Back on the Rosylane farm, Holterman has just returned from a trip to a dairy conference in the Ukraine, a country he says has the richest farmland he’s ever seen, but nowhere near the education or research and development at his disposal here in Wisconsin.
“We are still, by far, the most technologically advanced agricultural country in the world. We’re way ahead of everybody else,” says Holterman. “And it’s because of the research that goes on at the universities and the extension that gets it out so that people don’t just actually use it, they understand it better.”

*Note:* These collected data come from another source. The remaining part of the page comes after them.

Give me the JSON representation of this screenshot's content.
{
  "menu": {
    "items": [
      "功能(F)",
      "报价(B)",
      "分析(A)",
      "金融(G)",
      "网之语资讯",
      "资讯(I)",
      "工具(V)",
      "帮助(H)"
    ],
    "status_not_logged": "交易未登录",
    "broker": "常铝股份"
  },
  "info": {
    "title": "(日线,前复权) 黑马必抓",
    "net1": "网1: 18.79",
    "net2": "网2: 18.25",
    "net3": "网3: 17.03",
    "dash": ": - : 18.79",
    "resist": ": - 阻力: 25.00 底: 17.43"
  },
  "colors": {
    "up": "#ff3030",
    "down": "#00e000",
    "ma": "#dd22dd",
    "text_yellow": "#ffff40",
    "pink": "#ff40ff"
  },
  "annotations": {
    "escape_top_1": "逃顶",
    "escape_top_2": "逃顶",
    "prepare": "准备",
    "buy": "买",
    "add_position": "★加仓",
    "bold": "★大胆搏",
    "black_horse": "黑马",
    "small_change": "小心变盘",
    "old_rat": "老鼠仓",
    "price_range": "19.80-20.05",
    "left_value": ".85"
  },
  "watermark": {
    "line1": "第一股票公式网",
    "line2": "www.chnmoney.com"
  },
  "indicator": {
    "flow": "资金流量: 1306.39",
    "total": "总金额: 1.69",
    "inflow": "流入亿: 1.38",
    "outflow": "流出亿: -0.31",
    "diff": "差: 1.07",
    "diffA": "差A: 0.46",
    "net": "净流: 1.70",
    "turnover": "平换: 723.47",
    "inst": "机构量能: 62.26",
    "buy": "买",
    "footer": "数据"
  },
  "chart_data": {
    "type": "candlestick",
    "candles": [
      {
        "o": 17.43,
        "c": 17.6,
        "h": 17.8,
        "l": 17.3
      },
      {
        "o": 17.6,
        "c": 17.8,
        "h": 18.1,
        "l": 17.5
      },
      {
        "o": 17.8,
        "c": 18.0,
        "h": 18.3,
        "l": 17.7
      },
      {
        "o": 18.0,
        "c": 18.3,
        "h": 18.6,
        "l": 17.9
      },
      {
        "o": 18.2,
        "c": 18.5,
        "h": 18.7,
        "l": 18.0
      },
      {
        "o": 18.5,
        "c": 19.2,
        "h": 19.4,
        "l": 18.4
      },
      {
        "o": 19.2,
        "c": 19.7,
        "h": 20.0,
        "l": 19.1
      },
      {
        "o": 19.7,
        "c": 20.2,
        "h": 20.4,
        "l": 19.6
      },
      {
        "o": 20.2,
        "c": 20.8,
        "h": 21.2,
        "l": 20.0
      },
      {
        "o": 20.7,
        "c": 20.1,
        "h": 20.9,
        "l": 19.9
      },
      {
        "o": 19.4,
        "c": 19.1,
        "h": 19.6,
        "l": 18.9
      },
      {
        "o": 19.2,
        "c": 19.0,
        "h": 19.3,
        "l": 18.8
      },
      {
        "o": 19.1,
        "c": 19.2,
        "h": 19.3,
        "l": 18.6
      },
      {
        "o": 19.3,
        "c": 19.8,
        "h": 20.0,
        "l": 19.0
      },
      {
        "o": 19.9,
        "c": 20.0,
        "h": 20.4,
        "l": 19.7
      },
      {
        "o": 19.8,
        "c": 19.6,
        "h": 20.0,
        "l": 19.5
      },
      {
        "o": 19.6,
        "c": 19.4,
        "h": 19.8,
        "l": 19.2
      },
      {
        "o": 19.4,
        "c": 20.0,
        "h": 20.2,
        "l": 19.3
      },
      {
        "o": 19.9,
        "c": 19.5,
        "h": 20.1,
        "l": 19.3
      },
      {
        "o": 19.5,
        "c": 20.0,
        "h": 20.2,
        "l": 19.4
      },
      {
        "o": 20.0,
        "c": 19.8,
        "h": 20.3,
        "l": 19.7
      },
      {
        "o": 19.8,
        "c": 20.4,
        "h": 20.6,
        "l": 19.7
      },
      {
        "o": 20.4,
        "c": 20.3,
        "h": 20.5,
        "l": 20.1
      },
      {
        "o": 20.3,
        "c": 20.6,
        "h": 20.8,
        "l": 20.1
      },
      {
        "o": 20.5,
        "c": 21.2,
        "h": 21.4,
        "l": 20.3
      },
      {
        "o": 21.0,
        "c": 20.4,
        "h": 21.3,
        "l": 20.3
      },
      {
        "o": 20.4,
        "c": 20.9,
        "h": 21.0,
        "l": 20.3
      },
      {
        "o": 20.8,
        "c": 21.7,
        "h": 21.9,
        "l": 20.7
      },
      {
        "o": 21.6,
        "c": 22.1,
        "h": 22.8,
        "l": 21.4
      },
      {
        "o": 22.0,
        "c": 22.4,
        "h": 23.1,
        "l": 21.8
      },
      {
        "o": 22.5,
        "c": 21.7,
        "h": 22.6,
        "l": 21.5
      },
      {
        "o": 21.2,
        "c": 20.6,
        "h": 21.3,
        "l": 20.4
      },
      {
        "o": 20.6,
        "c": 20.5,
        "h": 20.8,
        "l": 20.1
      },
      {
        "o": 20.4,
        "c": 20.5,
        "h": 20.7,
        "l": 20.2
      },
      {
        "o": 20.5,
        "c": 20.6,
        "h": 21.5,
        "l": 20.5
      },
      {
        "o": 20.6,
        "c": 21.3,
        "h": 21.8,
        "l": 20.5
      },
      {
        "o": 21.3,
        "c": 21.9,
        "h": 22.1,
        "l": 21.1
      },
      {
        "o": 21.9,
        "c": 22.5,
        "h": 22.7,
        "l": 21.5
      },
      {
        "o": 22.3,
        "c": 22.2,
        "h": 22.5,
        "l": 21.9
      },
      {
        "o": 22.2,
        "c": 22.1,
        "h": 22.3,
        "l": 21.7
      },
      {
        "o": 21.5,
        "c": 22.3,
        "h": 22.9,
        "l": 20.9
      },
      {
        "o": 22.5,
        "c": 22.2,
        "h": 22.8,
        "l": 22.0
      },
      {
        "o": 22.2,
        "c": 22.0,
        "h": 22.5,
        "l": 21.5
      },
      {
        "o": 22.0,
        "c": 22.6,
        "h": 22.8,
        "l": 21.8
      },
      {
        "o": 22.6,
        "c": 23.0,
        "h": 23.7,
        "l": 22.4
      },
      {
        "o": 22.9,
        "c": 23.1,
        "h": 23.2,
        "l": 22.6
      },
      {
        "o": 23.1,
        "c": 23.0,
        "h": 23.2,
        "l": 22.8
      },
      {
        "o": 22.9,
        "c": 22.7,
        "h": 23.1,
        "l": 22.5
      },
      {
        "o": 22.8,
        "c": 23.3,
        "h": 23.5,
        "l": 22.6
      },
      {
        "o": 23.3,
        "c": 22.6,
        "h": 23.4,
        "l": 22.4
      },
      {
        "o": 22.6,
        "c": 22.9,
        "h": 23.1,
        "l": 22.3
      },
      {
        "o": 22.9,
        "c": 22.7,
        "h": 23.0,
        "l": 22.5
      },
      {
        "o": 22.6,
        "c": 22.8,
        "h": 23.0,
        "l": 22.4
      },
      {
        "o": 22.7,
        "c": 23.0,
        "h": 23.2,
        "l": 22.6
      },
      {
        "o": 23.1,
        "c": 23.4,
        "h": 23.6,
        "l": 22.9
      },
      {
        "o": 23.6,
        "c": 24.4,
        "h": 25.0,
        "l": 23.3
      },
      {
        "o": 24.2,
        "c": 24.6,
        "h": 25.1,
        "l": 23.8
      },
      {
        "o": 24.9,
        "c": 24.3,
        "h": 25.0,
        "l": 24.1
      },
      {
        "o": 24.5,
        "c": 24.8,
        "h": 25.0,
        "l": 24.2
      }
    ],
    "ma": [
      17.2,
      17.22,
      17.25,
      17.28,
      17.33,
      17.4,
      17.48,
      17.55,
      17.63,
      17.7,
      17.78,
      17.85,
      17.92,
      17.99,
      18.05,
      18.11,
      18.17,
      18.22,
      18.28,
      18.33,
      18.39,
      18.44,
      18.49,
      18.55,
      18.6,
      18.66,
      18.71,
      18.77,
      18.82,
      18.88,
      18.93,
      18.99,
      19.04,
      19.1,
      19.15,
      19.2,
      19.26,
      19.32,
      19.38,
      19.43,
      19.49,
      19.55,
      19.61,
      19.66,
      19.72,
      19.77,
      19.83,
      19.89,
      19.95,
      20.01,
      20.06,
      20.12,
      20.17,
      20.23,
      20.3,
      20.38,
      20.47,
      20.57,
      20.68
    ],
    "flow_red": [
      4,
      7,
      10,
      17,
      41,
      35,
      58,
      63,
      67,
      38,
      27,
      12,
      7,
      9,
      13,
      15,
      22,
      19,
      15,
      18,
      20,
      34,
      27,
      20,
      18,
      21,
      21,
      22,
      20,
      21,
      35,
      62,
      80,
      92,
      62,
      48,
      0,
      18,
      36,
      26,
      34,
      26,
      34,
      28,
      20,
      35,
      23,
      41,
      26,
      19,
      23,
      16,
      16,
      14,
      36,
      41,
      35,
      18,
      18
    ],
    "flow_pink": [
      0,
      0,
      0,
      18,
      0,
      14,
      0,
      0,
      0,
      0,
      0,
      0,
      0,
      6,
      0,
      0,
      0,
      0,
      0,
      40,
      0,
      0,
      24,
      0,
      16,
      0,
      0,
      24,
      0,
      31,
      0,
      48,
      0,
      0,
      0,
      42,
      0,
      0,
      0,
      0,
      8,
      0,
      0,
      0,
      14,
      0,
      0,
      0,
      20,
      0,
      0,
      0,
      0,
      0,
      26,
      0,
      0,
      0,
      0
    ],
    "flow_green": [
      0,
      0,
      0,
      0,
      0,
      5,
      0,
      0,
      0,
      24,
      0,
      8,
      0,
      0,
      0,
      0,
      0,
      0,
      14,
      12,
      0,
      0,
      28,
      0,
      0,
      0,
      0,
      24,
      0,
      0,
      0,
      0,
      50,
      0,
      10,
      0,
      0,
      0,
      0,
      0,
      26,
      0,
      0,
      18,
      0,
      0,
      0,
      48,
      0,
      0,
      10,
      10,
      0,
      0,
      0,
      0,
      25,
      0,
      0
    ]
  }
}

That’s part of what makes UW-Madison fundamentally different from other UW System schools like UW-River Falls or UW-Platteville, where the only mission is undergraduate teaching. UW-Madison has three missions: research, undergraduate teaching, and extension. Holterman and his wife, Daphne, are both UW-Madison Dairy Science graduates, and their daughters, one of whom now works for the Wisconsin Dairy Business Association, attended UW-Madison as well. In fact, Dairy Science alumni—including Farm and Industry Short Course grads, like one of Holterman’s business partners, often go into dairy industry positions in Wisconsin companies such as Vita-Plus, BouMatic, or Alta Genetics. That’s one of the multiplier effects of this University program, along with the way that virtually all of its scientific discoveries are ultimately picked up and commercialized by companies throughout Wisconsin and beyond.

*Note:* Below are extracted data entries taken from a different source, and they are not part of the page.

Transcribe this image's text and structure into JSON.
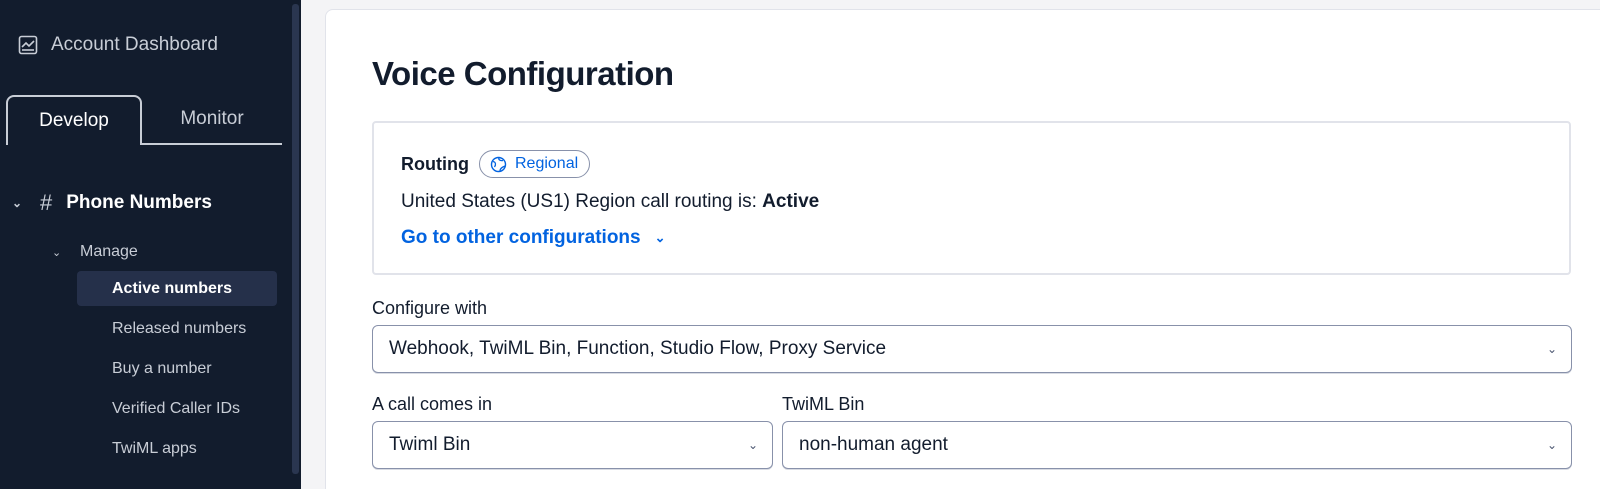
{
  "sidebar": {
    "dashboard_label": "Account Dashboard",
    "tabs": [
      {
        "label": "Develop",
        "active": true
      },
      {
        "label": "Monitor",
        "active": false
      }
    ],
    "section": {
      "label": "Phone Numbers",
      "icon": "hash-icon"
    },
    "subsection": {
      "label": "Manage"
    },
    "items": [
      {
        "label": "Active numbers",
        "active": true
      },
      {
        "label": "Released numbers",
        "active": false
      },
      {
        "label": "Buy a number",
        "active": false
      },
      {
        "label": "Verified Caller IDs",
        "active": false
      },
      {
        "label": "TwiML apps",
        "active": false
      }
    ]
  },
  "main": {
    "title": "Voice Configuration",
    "routing": {
      "label": "Routing",
      "badge": "Regional",
      "status_prefix": "United States (US1) Region call routing is: ",
      "status_value": "Active",
      "link": "Go to other configurations"
    },
    "configure_with": {
      "label": "Configure with",
      "value": "Webhook, TwiML Bin, Function, Studio Flow, Proxy Service"
    },
    "call_comes_in": {
      "label": "A call comes in",
      "value": "Twiml Bin"
    },
    "twiml_bin": {
      "label": "TwiML Bin",
      "value": "non-human agent"
    }
  },
  "colors": {
    "sidebar_bg": "#121c2d",
    "link": "#0263e0",
    "text": "#121c2d"
  }
}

“I look at UW-Madison as an investment,” says Holterman. (While tax money still makes up about one sixth of the UW-Madison budget—down from nearly half a few decades ago—it doesn’t pay for carrying out research projects like those described in this article). “The buildings and the heat and the electricity are costs, but the research and development is an investment. And that can’t get lost in this discussion.”